I lay on my bed feeling angry, frustrated, outcast. I knew I had had a right to speak, but never got the chance. Perhaps they thought I was too young to understand the consequences moving country would have, or that I couldn’t comprehend how our lives would change. But if anything, I understood the most, it was my best friend who had gone through the same thing and I’m the one she turns to for someone to talk to about it, and how much she misses home; I understood exactly what would happen. I had felt like a bull inside all night, I was raging, waiting for a cloth to wave and my charge would begin. Unfortunately that never came until I decided to leave.

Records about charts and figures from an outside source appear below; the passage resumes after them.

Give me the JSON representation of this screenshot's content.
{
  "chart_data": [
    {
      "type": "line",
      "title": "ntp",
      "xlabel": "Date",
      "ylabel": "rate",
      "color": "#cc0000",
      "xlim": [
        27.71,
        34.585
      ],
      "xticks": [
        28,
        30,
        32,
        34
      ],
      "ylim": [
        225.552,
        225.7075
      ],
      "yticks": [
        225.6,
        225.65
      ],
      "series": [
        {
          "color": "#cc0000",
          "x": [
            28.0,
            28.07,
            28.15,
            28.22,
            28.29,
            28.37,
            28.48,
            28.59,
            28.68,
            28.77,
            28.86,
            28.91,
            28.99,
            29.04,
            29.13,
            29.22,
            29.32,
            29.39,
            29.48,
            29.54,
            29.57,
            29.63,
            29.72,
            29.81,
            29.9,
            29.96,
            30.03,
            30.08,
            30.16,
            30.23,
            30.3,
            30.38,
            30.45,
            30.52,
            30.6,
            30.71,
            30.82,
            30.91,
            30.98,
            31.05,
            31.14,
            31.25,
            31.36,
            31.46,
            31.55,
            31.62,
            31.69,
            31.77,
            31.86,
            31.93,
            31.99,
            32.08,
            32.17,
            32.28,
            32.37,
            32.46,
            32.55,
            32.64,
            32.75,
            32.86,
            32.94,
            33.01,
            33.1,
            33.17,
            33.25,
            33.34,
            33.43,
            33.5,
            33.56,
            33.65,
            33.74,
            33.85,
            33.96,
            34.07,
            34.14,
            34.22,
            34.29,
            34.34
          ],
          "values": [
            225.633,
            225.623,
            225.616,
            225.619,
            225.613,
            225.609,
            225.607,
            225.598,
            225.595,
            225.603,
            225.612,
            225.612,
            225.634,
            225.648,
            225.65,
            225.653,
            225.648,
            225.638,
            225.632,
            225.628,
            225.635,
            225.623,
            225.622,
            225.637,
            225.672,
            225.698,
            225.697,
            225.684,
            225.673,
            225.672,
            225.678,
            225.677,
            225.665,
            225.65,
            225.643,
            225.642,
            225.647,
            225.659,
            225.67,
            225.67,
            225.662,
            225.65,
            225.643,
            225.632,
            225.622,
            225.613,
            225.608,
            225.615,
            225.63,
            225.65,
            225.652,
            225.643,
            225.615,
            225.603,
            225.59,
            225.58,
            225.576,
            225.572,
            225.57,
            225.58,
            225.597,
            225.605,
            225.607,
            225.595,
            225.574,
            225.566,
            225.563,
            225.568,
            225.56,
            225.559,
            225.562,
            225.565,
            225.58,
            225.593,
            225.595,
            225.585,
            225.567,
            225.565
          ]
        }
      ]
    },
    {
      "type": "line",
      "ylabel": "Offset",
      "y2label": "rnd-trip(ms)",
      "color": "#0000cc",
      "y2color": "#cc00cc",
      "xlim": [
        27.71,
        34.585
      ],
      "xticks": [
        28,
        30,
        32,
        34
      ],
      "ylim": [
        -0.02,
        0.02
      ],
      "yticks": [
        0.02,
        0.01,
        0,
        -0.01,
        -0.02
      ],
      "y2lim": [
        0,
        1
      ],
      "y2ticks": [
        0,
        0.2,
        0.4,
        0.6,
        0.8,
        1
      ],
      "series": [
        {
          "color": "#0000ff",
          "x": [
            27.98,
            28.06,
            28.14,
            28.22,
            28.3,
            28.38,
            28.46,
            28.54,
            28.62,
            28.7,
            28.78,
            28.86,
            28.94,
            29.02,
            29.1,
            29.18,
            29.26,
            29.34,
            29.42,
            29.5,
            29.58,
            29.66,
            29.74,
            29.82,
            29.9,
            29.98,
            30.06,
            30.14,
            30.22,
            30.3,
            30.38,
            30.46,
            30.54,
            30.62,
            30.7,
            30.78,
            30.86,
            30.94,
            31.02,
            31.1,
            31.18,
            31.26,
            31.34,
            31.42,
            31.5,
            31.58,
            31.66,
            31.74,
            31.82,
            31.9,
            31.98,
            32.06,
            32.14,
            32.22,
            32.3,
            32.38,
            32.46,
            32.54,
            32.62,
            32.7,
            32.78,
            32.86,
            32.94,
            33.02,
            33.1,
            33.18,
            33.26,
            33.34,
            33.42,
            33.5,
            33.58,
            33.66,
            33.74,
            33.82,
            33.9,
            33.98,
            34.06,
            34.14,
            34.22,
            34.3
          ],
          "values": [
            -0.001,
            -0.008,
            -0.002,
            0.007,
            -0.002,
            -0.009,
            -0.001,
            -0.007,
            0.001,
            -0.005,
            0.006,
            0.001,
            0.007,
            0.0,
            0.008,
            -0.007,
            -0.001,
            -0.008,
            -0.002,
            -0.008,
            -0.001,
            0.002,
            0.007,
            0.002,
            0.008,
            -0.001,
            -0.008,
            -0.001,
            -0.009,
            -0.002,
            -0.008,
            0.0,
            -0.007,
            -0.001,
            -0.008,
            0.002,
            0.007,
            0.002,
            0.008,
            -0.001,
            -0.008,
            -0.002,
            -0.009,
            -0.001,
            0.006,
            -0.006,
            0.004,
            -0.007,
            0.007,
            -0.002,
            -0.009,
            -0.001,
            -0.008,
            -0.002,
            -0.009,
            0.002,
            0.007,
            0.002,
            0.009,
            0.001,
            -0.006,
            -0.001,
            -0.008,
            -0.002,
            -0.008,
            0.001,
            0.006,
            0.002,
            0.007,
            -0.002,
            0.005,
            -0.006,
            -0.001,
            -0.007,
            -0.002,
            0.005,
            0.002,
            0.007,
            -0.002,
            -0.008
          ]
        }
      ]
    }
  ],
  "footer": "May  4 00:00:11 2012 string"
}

I understand now that from leaving I burned away my chance of being heard. But that night I couldn’t contain how I felt. In hindsight I know I should’ve stayed clam and I would have been heard, as my sister was. I should have not reacted the way I did. But I refuse to bear the blame for it all on my own shoulders. My views should not have been ripped apart and they should have been listened too fully.
From that night I learned not to lose my temper so quickly, but to prepare what I want to say inside my head first, before I begin. My parents aren’t always ready to listen and they can be incredibly stubborn. Our relationship is not that close, and we argue a lot, but the fact that we haven’t been ripped apart obviously stands for something. Our bonds are stronger underneath.